I found that the three most important factors to determining cover type, when we classify with a Random Forest
Classifier are: 1) Elevation, 2) Distance to Roadways, and 3) Distance to fire points. These makes sense as the distance to fire points 
will ultimately determine the soil type that develops there and the other flora and fauna that can flourish in and around the environ-
ment to support the cover type. In addition, certain tree cover will be better suited to survive near roadways and at certain elevations.

## Future Directions

- **Class imbalance**: One of the biggest features of this dataset is class imbalance. Specifically, the classes of the target variable `Cover_Type` that are over-represented in the data are cover types 1 and 2, or Spruce/Fir and Lodgepole Pine are the most common target classes in this dataset. Working on some way of reducing the disparity, either by doing a _cost sensitive classifier_ if there's no way of resampling the data, or using some sort of synthetic sampling technique like SMOTE might help.

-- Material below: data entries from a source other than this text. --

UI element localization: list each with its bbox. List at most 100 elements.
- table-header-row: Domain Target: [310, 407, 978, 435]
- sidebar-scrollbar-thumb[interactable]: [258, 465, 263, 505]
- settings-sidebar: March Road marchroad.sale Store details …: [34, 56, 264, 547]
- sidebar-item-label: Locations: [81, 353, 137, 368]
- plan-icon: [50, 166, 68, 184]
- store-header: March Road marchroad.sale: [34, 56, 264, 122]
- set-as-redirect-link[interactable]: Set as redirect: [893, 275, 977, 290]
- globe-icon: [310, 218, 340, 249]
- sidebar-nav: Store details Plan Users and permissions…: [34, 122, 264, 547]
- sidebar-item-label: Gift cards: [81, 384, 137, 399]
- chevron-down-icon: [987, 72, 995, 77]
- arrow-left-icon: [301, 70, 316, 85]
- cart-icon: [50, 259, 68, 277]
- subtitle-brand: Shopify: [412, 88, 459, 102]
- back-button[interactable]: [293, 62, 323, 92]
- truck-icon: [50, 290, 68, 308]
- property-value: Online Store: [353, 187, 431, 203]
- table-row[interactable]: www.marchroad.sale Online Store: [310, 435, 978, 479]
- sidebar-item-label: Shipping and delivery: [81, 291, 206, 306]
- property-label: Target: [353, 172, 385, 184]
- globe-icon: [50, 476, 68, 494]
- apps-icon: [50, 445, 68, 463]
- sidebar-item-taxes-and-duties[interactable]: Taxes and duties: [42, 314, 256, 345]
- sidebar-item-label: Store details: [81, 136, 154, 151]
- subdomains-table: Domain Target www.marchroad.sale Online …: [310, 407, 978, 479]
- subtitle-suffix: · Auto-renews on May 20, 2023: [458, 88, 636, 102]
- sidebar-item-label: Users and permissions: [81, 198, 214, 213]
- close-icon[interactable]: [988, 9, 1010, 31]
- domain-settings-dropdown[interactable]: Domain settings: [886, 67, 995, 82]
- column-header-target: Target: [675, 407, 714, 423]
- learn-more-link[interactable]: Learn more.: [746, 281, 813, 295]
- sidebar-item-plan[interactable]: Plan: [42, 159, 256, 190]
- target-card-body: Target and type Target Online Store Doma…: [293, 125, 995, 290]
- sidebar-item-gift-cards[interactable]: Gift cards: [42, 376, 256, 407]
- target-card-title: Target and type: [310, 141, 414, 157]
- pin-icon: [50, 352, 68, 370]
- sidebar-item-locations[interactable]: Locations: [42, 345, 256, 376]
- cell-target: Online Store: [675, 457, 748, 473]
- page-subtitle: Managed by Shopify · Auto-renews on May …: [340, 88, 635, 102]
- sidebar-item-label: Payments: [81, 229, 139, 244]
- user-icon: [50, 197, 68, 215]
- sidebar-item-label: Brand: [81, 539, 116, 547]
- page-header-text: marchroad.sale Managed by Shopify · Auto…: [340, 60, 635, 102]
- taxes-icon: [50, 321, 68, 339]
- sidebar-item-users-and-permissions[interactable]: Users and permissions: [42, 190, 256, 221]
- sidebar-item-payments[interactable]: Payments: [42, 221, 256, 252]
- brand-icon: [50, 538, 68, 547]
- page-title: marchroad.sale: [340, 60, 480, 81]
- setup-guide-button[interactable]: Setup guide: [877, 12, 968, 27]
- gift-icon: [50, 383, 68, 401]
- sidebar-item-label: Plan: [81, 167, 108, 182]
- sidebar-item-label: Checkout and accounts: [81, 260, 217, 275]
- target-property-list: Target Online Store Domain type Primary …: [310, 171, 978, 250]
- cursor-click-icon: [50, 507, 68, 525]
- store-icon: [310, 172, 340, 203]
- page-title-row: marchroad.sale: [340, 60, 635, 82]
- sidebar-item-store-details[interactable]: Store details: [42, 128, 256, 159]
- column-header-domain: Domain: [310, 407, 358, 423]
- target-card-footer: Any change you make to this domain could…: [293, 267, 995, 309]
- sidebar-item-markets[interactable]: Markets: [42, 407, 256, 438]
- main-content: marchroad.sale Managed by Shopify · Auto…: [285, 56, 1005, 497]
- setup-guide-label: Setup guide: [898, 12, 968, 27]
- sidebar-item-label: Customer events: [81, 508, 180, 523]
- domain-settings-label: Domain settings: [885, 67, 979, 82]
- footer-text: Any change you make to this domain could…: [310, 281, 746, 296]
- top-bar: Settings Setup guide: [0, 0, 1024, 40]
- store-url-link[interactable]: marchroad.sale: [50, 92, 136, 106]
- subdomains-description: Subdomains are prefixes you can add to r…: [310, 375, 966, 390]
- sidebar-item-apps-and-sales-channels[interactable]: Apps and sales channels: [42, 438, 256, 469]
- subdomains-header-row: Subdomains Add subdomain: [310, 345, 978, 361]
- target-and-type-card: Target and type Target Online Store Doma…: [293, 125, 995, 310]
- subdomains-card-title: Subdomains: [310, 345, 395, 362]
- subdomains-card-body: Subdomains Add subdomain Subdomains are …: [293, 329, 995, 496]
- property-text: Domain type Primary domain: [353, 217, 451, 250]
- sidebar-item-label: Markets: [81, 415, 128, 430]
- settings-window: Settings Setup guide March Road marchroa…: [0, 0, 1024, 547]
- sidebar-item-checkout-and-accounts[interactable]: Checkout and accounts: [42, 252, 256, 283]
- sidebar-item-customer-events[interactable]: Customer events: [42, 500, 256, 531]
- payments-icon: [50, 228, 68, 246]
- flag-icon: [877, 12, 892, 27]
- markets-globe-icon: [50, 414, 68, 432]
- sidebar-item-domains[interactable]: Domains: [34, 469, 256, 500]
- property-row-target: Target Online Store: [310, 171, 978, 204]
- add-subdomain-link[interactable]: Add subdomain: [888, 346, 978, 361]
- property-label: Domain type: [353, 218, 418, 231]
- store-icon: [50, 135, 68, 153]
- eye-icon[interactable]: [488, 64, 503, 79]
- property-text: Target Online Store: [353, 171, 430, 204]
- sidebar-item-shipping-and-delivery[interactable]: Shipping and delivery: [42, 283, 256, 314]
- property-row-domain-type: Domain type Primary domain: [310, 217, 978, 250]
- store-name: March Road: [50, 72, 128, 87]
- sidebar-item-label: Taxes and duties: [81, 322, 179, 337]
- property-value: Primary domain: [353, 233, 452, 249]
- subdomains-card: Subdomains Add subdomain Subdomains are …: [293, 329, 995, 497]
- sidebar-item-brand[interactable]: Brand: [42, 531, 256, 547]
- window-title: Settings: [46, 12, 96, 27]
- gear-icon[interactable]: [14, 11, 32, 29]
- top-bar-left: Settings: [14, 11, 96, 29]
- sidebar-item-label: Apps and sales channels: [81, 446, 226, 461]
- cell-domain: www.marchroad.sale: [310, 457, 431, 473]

- **Applying SVM**: Although it appears that Random Forest is a great way to predict what cover type exists, it would be interesting to see how a "one vs one" or even a "one vs all" multi-clas classifier would work in this situation. Thus, applying SVM would be an interesting way of bringing in new classification technology to the project.
- **Feature Engineering**: most of the data contains "vertical" or "horizontal distances to certain points, but we know from experience that the Earth lies on certain curvatures that don't make just pure vertical and horizontal distances accurate. Therefore, going back and making Euclidian distances of each feature would be useful. 
- **Protecting against possible overfitting**: I have a high suspicion that my current model is overfit. Performing cross-validation is highly desirable.